Well, I was wondering if you could just give us a little more color on the -- what's going on with the X-ray, in terms of orders and sales?
Okay. So as you know, we don't break down the revenues between the optical and x-ray since both can measure dimensional and materials. So therefore, it's an information that we don't give from competitive reasons. Nevertheless, I can tell you that today, if I'm looking right now on the progress which we did in the last 3 years on bringing the x-ray from lab to that used to be very slow and measure only a few applications. Today, we can say probably that most of the customers that are buying these tools buying it for production and some of them for [indiscernible] and inline. The reason, by the way, is following the prepared remarks that I made or commented that there's no way to continue scaling devices in semiconductor without referring into materials as a major element or major drivers to improve performance.
And if you're looking right now, those on DRAM ongoing to 1Z, 1A, you're looking on VNAND multi-stock and the next embedded memory.
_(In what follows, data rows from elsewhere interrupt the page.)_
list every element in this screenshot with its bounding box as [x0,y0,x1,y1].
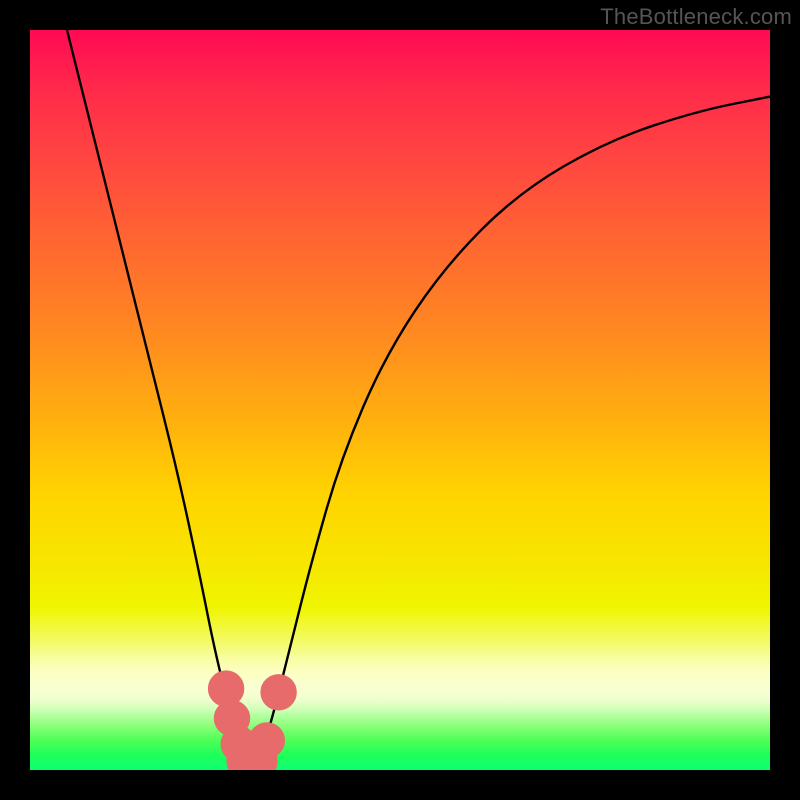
watermark-text: TheBottleneck.com [600,4,792,30]
bottleneck-curve [67,30,770,762]
plot-area [30,30,770,770]
marker-dot [249,723,284,758]
curve-layer [30,30,770,770]
marker-group [208,671,296,770]
marker-dot [261,675,296,710]
chart-frame: TheBottleneck.com [0,0,800,800]
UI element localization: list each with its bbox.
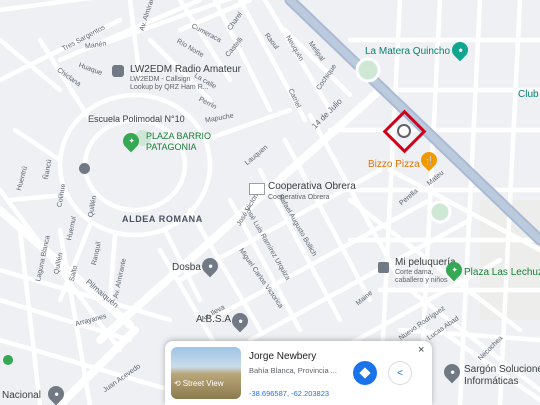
- lw2edm-name[interactable]: LW2EDM Radio Amateur: [130, 65, 241, 75]
- share-icon: <: [397, 367, 403, 379]
- plaza-barrio-label-2[interactable]: PATAGONIA: [146, 143, 197, 152]
- sargon-line2[interactable]: Informáticas: [464, 377, 518, 387]
- lw2edm-sub2: Lookup by QRZ Ham R...: [130, 84, 209, 91]
- street-view-thumbnail[interactable]: ⟲ Street View: [171, 347, 241, 399]
- club-label[interactable]: Club: [518, 90, 539, 100]
- aldea-romana-label: ALDEA ROMANA: [122, 214, 203, 224]
- place-title: Jorge Newbery: [249, 351, 317, 362]
- street-view-icon: ⟲: [174, 379, 181, 388]
- cooperativa-name[interactable]: Cooperativa Obrera: [268, 182, 356, 192]
- gray-pin-ring[interactable]: [79, 163, 90, 174]
- directions-icon: [359, 367, 371, 379]
- peluqueria-sub2: caballero y niños: [395, 277, 448, 284]
- lw2edm-sub1: LW2EDM - Callsign: [130, 76, 191, 83]
- street-view-chip[interactable]: ⟲ Street View: [174, 379, 223, 388]
- cooperativa-sub: Cooperativa Obrera: [268, 194, 330, 201]
- street-view-label: Street View: [182, 379, 224, 388]
- cooperativa-logo[interactable]: [249, 183, 265, 195]
- peluqueria-sub1: Corte dama,: [395, 269, 434, 276]
- nacional-label[interactable]: Nacional: [2, 391, 41, 401]
- place-address: Bahía Blanca, Provincia ...: [249, 366, 337, 375]
- place-coordinates[interactable]: -38.696587, -62.203823: [249, 389, 329, 398]
- plaza-lechuzas-label[interactable]: Plaza Las Lechuz: [464, 268, 540, 278]
- absa-label[interactable]: A.B.S.A: [196, 315, 231, 325]
- sargon-line1[interactable]: Sargón Solucione: [464, 365, 540, 375]
- plaza-barrio-label-1[interactable]: PLAZA BARRIO: [146, 132, 211, 141]
- directions-button[interactable]: [353, 361, 377, 385]
- share-button[interactable]: <: [388, 361, 412, 385]
- bizzo-pizza-label[interactable]: Bizzo Pizza: [368, 160, 420, 170]
- place-card[interactable]: ⟲ Street View Jorge Newbery Bahía Blanca…: [165, 341, 432, 405]
- selected-location-pin[interactable]: [397, 124, 411, 138]
- la-matera-label[interactable]: La Matera Quincho: [365, 47, 450, 57]
- escuela-label[interactable]: Escuela Polimodal N°10: [88, 115, 185, 124]
- dosba-label[interactable]: Dosba: [172, 263, 201, 273]
- lw2edm-pin[interactable]: [112, 65, 124, 77]
- close-button[interactable]: ×: [418, 344, 424, 356]
- peluqueria-pin[interactable]: [378, 262, 389, 273]
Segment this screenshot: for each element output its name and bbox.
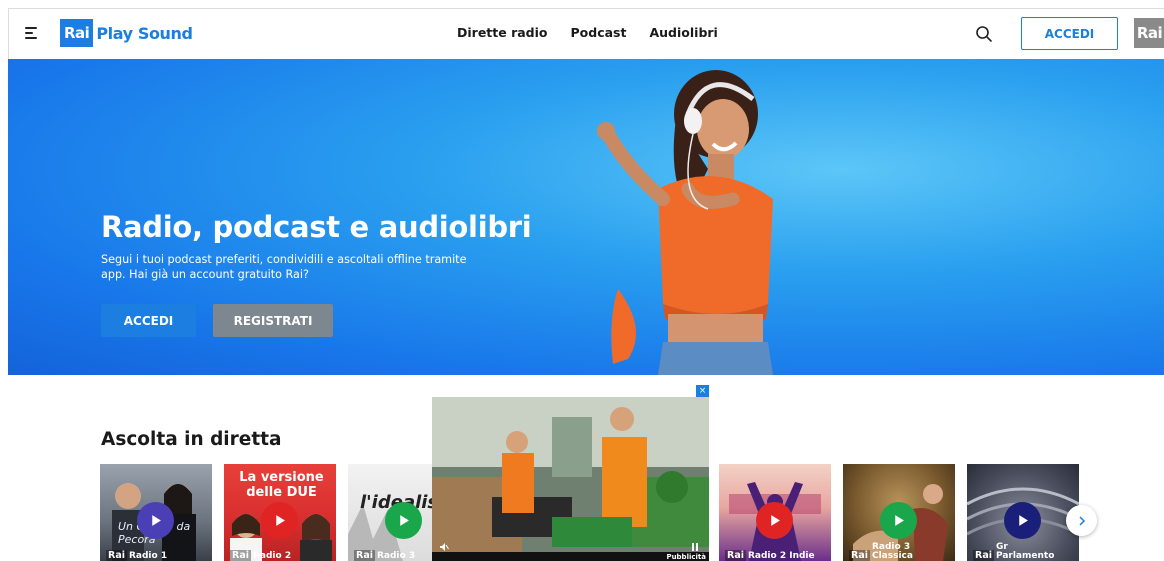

And you look even for Foundry or Logic going to 5-nanometer and 3-nanometer, changing the device itself from architectural point of view or dimensional point of view will not give the fine results. And therefore, if you look right now on the amount of materials that is being used in a device is actually doubled itself in the last few years and it will continue to be evolving in the next coming years. Combined with making the films even [indiscernible] from what they used to be, the combination of that film structure as well as an extra or Nova materials that are being introduced is presenting a big opportunity for Nova, and we were able to materialize that in the last two years. The business of the X-ray is continue growing in the last few years, and we assume it will continue growing in the next coming year as well.
That was helpful. That was my point for the question. Could you provide breakdown -- sales breakdown by region?
Yes. So in general, I would say the following: China was around 25% of the revenues, Korea was around 30% of the revenues and the rest will split mainly between U.S., Japan and Taiwan.
This concludes our question-and-answer session. I would now like to turn the call back over to Eitan Oppenhaim, President and CEO.
Thank you, operator, and thank you all for joining our call today. By that, we conclude our second quarter 2019 earnings conference call.
This concludes today's call. Thank you for your participation. You may now disconnect.